Patients receiving maraviroc + OBT were more likely to fail with X4-tropic HIV-1 than those receiving placebo + OBT. However, patients treated with maraviroc and X4-tropic virus at treatment failure had increases in CD4 cell count consistent with the overall maraviroc-treated population
Comment
While virological response in this study was similar to placebo, this was expected in dual-tropic patients. More significant is the lack of HIV progression in this group, which was the main safety concern.

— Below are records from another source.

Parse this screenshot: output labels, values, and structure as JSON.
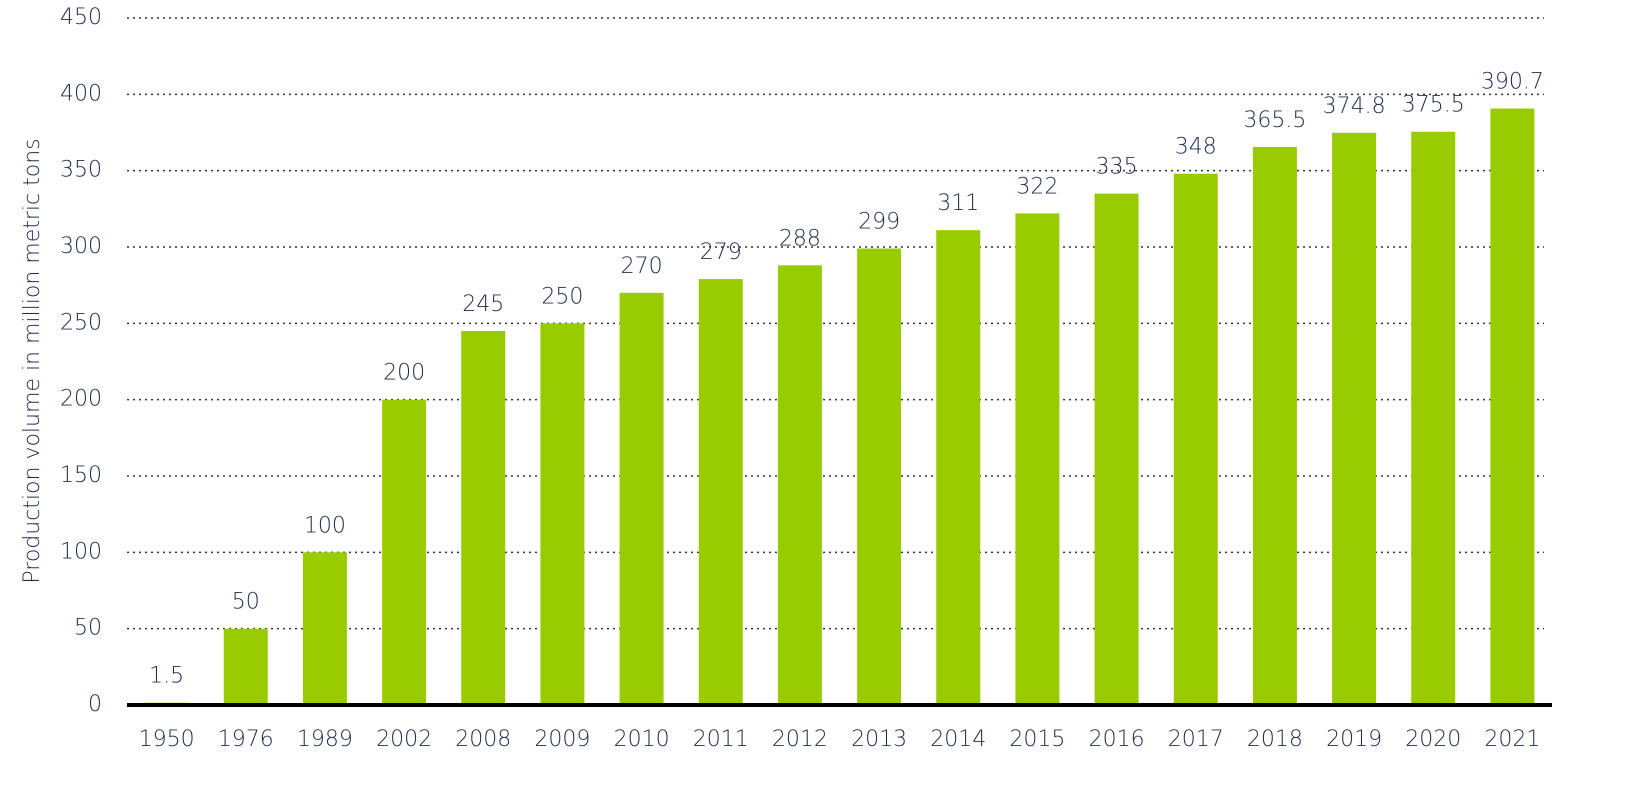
{
  "chart_data": {
    "type": "bar",
    "y_label": "Production volume in million metric tons",
    "categories": [
      "1950",
      "1976",
      "1989",
      "2002",
      "2008",
      "2009",
      "2010",
      "2011",
      "2012",
      "2013",
      "2014",
      "2015",
      "2016",
      "2017",
      "2018",
      "2019",
      "2020",
      "2021"
    ],
    "values": [
      1.5,
      50,
      100,
      200,
      245,
      250,
      270,
      279,
      288,
      299,
      311,
      322,
      335,
      348,
      365.5,
      374.8,
      375.5,
      390.7
    ],
    "color": "#99cc00",
    "ylim": [
      0,
      450
    ],
    "yticks": [
      0,
      50,
      100,
      150,
      200,
      250,
      300,
      350,
      400,
      450
    ],
    "grid": true
  }
}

The safety from short-term exposure to a CCR5 inhibitor in patients with mixed tropism at baseline, may also indicate a lower dependence on a tropism test prior to treatment, especially as the current test is relatively insensitive and expensive.
The CD4 increase in the maraviroc arm was unexpected and deserves further investigation.
References:
- GSK closes Phase 3 studies of its CCR5 inhibitor aplaviroc and terminates development programme. HIV Treatment Bulletin, Nov/Dec 2005.
http://www.i-base.info/htb/3106 - Schering discontinues Phase II studies of vicriviroc in treatment naive patients. HIV Treatment Bulletin, Nov/Dec 2005.
http://www.i-base.info/htb/3111 - Mayer H, van der Ryst E, Saag M et al. Safety and efficacy of maraviroc, a novel CCR5 antagonist, when used in combination with optimised background therapy for the treatment of antiretroviral-experienced subjects infected with dual/mixed-tropic HIV-1: 24-week results of a phase 2b exploratory trial. IAS Toronto, 2006. Abstract late breaker THLB0215.